Turn off your computer and turn it on and press the F2 key repeatedly.


----------



## texasbullet (Jun 11, 2014)

You may also want to check your keyboard settings.


----------



## ItsJess (Oct 16, 2017)

Keyboard settings are fine, I have checked and changed them a billion times now.
I have tried pressing F2 repeteadly whi le turning on but nothing happens, I have tried ESC as well


----------



## texasbullet (Jun 11, 2014)

Need the complete model number from your computer Lenovo G50-??


----------



## ItsJess (Oct 16, 2017)

G50-70


----------



## 123Zbyniek (May 14, 2017)

What system?
https://support.lenovo.com/pl/pl/solutions/ht500216


----------



## managed (May 24, 2003)

Try disconnecting the built-in keyboard and then using the external keyboard (wired usb ?).


----------



## texasbullet (Jun 11, 2014)

Is your laptop still under warranty from Lenovo.


----------



## ItsJess (Oct 16, 2017)

I have already tried the USB keyboard as mentioned before, no luck. 
The system is Windows 10, updated. 
Yeah maybe the warranty is still on but I live in a different country now and I don't have the papers with me, plus I got the keyboard changed from a local store, so dunno if the warranty is still valid


----------



## Lanctus (Jul 20, 2017)

Try this, namely towards the bottom of the page. http://www.tomsguide.com/answers/id-2956757/laptop-pressing-keys.html


----------



## ItsJess (Oct 16, 2017)

I have tried the keyboard thing, but not the drivers as I don't really understand how to go about it and what to download


----------



## texasbullet (Jun 11, 2014)

Maybe it is an issue with a W10 update. There have been reports of too many bugs in it.


----------



## ItsJess (Oct 16, 2017)

It's been going on for months, getting worse day after day, I have updated W10 many times but never solved it. So I don't know if it is W10 or the pc


----------



## wswingle (Jun 11, 2015)

Replace the keyboard. 


Sent from my iPhone using Tapatalk


----------



## Lanctus (Jul 20, 2017)

ItsJess said:


> I have tried the keyboard thing, but not the drivers as I don't really understand how to go about it and what to download


Go here for Lenovo drivers and updates: https://support.lenovo.com/us/en/solutions/ht003029
Scroll down to "Where to download", and follow the Lenovo Systems Update link. Follow the instructions, it should detect your system and components, and have the drivers available to download.


----------



## Macboatmaster (Jan 15, 2010)

If you have tried an external keyboard


> I have already tried the USB keyboard as mentioned before, no luck.
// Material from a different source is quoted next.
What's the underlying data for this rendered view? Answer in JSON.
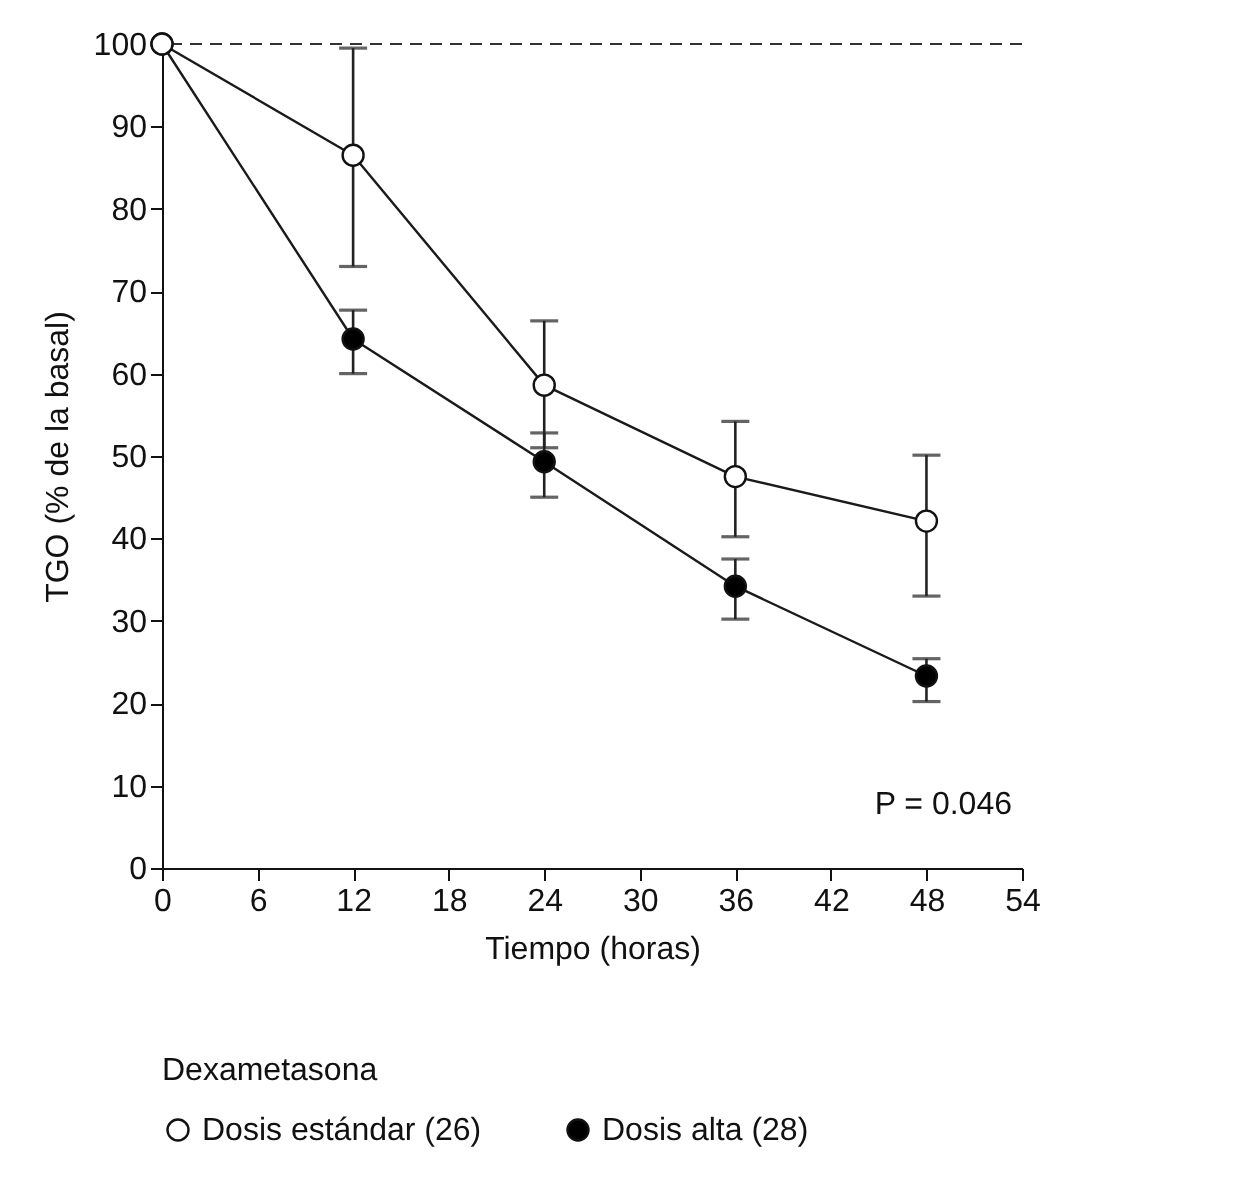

please confirm that with that connected and working insofar as if you open a document writer say notepad you can type in it.
Are you then saying that a series of


> One day it will start pressing sssssssss, the next day 000000000, then space, then ++++++++++++++ .


or whatever simply appears without any action from you#

Your comment above is unclear to me, I do not know if it is to other members who have posted on your topic.
It could be read as
"If I press *s *instead of a single letter *s *I get repeated sssssssss"

Or it could be taken as it actually reads


> One day it will start pressing sssssssss, the next day 000000000, then space, then ++++++++++++++ .


You do not DO ANYTHING, but these characters appear when you place a cursor where you could type

Please clarify - even if it is only me that is confused.


----------



## jenae (Mar 17, 2013)

Hi, I had a similar problem on another forum. Device settings from device manager are stored in the registry, in this case both mouse and keyboard had errant filters installed, restoring to MS defaults fixed the problem, although Like Mac I am not sure exactly what is happening, from your description. 

It will at least eliminate this as a problem, go to search and type:- command prompt, right click on the returned command prompt and select "run as administrator" an elevated cmd prompt will open. Copy the cmd's below, one at a time, and then right click anywhere in the cmd prompt window and select paste. 

reg query "HKLM\SYSTEM\CurrentControlSet\Control\Class\{4d36e96b-e325-11ce-bfc1-08002be10318}" > 0 & notepad 0

reg query "HKLM\SYSTEM\CurrentControlSet\Control\Class\{4d36e96b-e325-11ce-bfc1-08002be10318}\0000" > 0 & notepad 0

reg query "HKLM\SYSTEM\CurrentControlSet\Control\Class\{4d36e96f-e325-11ce-bfc1-08002be10318}" > 0 & notepad 0

reg query "HKLM\SYSTEM\CurrentControlSet\Control\Class\{4d36e96f-e325-11ce-bfc1-08002be10318}\0000" > 0 & notepad 0

Press enter after each cmd, it will open a notepad, please copy and paste these notepad outputs into your next reply. This is perfectly safe as it only query's what is already there, no changes are made to your registry.


----------